Early Access to New Medications
Greek legislation stipulates that people who suffer from a disease that may cause severe disability or is life threatening, can have access to a drug which has not been formally approved yet or has not been priced for the Greek market without charge to patients that have previously used all other approved medications. The compassionate use programs are not clinical trials and they are under the direct jurisdiction of the National Organization for Medicines (EOF).
If a patient is planning to undergo a compassionate use treatment with a non – approved medicine, he/she should be fully informed on the following program details:
- The inclusion and exclusion criteria of the program
- The indications of the drugs that he/she will be using as they emerge from clinical trials or approval in another country
- The duration of the program
- The firm commitment that the sponsor of the program will assume all costs of the drugs
- The contraindications of the drug
- Any risks or possible adverse reactions of the drug
- He/ She must have read and signed the patient consent form
- He/ She is certain that all other therapeutic methods including all approved medication have been exhausted
- The assessment of the National Organization of Medicines (EOF) on the specific program
- The sponsor is not permitted to discontinue the treatment when a patient continues to benefit from a specific treatment, unless there is information about serious danger or prohibitive toxicity from the specific drug
Our team participates in several expanded access or compassionate use programs. The compassionate use programs that are currently available are the following:
- Rindopepimut (CDX-110) early access program for patients with recurrent EGFRvIII-positive Glioblastoma.
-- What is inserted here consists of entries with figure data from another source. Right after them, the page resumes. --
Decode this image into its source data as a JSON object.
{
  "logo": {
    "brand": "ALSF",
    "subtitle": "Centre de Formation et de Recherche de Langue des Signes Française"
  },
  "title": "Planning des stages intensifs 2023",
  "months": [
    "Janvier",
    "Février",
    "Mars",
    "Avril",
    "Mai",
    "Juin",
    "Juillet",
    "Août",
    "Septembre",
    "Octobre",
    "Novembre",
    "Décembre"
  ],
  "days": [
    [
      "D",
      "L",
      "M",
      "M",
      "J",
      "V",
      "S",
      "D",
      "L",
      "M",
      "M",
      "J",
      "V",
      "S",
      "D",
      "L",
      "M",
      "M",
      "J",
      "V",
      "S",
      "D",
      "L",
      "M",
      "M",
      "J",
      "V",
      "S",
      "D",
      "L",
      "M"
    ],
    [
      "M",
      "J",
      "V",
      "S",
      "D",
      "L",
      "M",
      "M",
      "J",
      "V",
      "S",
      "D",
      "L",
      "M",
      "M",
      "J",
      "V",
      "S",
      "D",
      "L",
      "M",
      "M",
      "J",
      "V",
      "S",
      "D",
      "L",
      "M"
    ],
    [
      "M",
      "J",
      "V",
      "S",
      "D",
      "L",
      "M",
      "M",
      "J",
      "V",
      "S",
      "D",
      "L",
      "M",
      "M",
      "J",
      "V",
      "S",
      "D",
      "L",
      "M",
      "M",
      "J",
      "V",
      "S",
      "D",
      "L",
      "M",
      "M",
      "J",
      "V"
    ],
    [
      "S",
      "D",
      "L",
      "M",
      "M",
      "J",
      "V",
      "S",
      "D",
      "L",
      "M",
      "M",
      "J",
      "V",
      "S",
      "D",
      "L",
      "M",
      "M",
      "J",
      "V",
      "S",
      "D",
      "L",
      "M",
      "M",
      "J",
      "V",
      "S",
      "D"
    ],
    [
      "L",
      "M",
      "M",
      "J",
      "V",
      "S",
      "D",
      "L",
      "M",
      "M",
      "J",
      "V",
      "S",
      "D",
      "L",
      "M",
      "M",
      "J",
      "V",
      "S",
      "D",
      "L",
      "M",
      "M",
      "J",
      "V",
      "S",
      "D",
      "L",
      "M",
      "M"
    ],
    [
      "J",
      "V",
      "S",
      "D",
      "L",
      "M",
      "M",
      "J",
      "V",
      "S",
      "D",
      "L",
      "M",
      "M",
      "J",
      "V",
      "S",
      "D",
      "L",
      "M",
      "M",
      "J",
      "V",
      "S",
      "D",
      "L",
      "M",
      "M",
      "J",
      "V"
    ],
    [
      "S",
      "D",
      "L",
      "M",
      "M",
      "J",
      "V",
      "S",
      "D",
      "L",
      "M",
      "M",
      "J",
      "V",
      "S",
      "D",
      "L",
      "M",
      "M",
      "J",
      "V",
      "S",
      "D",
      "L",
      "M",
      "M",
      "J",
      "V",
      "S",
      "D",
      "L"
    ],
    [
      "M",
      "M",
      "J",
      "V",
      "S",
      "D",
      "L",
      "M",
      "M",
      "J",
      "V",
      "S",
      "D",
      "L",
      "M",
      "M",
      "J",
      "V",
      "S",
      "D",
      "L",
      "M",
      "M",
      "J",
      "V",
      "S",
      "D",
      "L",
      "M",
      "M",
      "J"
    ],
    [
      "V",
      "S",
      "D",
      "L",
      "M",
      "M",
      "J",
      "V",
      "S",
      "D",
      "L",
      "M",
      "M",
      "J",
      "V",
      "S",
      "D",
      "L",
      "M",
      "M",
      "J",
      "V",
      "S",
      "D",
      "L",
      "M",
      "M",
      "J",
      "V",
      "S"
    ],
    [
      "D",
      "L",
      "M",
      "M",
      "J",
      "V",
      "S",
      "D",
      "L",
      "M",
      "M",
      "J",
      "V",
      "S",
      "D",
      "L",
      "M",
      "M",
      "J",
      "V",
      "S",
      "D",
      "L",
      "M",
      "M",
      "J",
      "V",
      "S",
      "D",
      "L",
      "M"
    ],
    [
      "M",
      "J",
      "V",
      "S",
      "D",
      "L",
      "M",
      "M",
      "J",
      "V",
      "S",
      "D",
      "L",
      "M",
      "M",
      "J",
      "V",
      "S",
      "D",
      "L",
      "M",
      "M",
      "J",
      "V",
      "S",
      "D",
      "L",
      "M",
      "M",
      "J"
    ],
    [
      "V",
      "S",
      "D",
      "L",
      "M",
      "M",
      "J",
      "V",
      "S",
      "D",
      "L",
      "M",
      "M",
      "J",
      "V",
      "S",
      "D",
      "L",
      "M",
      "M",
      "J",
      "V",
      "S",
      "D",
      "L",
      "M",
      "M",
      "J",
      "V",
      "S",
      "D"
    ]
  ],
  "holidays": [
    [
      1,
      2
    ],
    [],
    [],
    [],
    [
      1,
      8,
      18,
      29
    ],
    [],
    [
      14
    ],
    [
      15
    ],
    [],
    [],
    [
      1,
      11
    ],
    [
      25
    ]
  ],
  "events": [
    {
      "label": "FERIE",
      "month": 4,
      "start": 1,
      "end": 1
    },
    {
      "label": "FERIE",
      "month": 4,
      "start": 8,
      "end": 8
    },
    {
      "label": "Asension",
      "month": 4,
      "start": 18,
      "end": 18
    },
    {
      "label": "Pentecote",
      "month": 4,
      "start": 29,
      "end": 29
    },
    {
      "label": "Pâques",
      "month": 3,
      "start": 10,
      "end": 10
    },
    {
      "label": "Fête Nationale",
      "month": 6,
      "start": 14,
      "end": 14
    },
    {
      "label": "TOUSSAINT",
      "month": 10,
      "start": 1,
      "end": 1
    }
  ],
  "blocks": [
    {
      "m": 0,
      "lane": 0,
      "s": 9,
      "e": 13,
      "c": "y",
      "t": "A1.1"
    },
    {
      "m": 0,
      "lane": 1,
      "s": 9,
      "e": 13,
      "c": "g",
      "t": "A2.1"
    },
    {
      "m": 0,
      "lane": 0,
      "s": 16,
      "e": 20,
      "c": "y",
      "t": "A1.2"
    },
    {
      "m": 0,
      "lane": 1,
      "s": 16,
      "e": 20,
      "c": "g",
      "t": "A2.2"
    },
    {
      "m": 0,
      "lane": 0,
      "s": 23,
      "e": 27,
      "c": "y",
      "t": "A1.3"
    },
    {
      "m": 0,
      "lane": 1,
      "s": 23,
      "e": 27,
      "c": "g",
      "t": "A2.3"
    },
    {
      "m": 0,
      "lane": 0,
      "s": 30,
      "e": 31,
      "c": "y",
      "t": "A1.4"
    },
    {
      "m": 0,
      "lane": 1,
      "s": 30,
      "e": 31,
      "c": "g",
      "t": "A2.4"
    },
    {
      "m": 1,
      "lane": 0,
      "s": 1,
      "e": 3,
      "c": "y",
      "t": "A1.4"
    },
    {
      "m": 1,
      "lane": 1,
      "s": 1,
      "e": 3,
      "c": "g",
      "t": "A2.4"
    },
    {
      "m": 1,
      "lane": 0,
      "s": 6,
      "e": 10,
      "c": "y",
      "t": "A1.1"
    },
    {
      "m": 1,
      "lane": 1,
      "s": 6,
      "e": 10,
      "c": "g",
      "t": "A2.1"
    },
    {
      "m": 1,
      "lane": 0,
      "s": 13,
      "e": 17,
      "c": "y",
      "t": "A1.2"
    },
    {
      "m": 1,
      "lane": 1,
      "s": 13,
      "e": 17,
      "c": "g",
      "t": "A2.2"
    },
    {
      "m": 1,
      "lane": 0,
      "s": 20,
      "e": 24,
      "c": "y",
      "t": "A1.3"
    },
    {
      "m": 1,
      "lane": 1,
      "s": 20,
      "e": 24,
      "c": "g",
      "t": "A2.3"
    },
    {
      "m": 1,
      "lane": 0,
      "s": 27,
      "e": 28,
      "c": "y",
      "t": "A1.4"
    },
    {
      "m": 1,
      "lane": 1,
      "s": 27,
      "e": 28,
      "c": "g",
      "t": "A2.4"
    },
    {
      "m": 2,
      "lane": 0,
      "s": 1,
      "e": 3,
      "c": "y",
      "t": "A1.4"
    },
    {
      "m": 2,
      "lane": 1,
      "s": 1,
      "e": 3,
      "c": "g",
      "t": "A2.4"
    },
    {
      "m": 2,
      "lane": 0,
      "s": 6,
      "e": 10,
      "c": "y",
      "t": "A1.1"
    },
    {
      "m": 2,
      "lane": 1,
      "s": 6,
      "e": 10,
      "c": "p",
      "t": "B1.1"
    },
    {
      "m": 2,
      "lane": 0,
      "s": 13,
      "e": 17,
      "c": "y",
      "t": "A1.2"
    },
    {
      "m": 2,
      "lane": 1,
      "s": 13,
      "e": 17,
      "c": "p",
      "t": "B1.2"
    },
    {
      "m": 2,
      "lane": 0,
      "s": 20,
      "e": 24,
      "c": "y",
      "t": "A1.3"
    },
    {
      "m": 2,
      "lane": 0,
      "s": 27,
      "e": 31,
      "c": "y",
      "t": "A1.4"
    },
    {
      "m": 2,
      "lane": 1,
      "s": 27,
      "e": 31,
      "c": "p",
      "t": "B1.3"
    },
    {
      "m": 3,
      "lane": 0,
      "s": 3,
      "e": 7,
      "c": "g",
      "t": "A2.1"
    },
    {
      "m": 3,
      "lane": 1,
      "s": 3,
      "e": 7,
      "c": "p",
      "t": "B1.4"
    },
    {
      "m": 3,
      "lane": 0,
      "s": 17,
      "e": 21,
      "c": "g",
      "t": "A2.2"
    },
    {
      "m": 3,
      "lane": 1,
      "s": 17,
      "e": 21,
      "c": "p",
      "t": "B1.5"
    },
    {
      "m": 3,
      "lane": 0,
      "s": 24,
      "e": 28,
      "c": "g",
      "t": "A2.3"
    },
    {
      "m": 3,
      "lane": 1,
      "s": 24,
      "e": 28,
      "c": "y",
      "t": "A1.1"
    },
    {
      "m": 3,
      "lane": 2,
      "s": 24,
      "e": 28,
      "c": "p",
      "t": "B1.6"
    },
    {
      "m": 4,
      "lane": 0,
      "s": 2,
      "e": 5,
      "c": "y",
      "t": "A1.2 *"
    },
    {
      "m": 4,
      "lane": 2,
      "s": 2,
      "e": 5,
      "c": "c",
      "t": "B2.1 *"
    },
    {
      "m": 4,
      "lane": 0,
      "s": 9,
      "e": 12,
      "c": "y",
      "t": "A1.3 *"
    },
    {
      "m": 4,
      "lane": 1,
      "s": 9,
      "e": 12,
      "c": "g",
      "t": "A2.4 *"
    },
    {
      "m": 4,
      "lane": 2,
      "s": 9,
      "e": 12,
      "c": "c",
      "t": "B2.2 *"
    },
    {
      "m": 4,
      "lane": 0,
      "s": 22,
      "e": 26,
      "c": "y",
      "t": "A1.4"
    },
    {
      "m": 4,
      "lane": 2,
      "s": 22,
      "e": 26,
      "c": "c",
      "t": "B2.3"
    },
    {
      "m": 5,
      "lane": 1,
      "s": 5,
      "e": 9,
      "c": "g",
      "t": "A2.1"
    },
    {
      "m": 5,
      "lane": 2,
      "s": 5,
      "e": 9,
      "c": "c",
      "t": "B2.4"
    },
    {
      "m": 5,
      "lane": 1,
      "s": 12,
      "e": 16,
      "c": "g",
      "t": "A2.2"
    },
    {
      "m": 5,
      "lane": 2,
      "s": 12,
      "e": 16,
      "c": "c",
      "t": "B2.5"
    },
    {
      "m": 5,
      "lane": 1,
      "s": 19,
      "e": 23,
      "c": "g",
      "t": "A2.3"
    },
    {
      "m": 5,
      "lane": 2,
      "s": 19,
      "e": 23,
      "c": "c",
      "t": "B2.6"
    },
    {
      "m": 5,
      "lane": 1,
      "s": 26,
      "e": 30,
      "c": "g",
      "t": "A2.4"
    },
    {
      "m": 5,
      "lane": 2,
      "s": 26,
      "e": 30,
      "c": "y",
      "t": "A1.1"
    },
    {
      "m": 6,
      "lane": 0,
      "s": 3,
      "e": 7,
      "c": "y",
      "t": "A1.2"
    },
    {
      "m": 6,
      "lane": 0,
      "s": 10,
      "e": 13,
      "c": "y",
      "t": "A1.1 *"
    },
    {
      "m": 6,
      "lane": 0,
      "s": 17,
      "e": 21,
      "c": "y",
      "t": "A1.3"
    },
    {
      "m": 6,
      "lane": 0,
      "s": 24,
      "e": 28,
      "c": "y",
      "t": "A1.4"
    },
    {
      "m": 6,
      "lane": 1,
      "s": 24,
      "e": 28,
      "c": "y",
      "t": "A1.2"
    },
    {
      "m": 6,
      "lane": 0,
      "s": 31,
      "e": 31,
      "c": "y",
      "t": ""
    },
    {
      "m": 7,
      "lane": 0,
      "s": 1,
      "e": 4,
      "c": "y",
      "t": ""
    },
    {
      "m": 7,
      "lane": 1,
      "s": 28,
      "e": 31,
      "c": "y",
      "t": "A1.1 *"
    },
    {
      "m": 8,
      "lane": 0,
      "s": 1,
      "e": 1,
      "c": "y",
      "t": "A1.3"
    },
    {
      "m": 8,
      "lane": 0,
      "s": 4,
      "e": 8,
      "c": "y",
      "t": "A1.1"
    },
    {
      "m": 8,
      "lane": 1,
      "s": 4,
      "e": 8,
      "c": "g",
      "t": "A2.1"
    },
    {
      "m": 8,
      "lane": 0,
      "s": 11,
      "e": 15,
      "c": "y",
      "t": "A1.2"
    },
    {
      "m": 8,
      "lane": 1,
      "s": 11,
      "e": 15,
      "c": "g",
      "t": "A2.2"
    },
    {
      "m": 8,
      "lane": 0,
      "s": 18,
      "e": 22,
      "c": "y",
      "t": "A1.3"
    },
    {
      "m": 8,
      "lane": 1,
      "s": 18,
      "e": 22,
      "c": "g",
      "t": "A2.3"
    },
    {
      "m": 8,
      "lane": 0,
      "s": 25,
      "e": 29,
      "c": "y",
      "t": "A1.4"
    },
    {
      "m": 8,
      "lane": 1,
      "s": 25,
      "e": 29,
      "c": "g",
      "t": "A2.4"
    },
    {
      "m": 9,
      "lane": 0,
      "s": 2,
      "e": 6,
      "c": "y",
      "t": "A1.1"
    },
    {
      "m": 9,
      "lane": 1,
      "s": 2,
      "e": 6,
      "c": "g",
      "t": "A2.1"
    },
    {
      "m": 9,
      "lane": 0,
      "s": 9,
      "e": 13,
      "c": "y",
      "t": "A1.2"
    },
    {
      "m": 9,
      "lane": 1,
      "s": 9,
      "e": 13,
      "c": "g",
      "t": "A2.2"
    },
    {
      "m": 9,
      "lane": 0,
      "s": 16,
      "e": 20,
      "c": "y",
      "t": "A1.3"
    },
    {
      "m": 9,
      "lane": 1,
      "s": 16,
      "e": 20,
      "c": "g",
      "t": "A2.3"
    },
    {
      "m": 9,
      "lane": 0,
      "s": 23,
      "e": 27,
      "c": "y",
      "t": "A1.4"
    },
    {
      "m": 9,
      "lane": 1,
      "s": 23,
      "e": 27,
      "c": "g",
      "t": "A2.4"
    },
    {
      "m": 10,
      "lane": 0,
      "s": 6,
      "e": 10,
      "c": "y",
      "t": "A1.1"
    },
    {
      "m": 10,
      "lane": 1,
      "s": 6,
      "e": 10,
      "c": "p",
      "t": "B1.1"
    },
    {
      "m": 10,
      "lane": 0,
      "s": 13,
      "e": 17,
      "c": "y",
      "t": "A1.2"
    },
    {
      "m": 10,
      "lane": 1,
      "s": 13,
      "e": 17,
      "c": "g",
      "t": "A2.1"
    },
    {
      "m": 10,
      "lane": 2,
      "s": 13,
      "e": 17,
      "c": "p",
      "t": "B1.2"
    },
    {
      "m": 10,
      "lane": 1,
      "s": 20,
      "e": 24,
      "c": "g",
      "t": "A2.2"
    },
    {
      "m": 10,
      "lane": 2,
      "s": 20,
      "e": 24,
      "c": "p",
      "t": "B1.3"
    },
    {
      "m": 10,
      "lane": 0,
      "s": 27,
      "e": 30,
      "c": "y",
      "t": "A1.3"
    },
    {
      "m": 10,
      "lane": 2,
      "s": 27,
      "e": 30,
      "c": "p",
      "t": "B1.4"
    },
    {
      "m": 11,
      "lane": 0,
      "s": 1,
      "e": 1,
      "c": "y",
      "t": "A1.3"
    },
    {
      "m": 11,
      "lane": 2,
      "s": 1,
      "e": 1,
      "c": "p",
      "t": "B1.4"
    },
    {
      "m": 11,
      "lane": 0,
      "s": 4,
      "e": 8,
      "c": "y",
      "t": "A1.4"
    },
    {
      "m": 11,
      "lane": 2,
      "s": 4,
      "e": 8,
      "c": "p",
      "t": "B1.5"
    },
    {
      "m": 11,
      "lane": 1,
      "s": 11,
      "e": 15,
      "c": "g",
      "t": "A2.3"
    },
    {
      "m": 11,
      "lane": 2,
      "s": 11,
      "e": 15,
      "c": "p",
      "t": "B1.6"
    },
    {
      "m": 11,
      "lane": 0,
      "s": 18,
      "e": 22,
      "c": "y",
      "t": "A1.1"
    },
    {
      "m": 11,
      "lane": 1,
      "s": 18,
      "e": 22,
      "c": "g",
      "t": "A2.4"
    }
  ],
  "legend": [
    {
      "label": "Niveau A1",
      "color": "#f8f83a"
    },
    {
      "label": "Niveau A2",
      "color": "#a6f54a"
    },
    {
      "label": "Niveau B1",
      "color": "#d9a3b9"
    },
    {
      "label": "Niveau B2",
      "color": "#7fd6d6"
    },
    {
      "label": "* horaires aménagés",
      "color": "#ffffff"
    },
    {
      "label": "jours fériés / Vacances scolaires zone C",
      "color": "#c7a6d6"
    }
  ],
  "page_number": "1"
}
- Atezolizumab compassionate use program for patients with locally advanced or metastatic bladder cancer.
- ABT-414 (Depatuxizumab Mafotodin pre-approval access program for patients with Glioblastoma.
Finally there are several drugs that have been approved in another country or for another indication that are currently unavailable or have not yet received a price for the Greek market. Patients can have access to such medication with the permission of the National Organization of Medicines, if there is enough literature to support this use and if the patient has already received all approved medications.
The practice also has access to the Novo TTF – 100A device, an FDA approved but still investigational in Europe for the treatment of patients with glioblastoma. Clinical trials of the device show that this method may increase the length of time until disease progression compared to standard therapy although these results are not yet fully validated. Of note, this device is meant for home use.
Unfortunately, the TTF – 100A cannot be sponsored so the patient has to be aware of its costs before the treatment. If a patient or his/her family is interested they should request further information.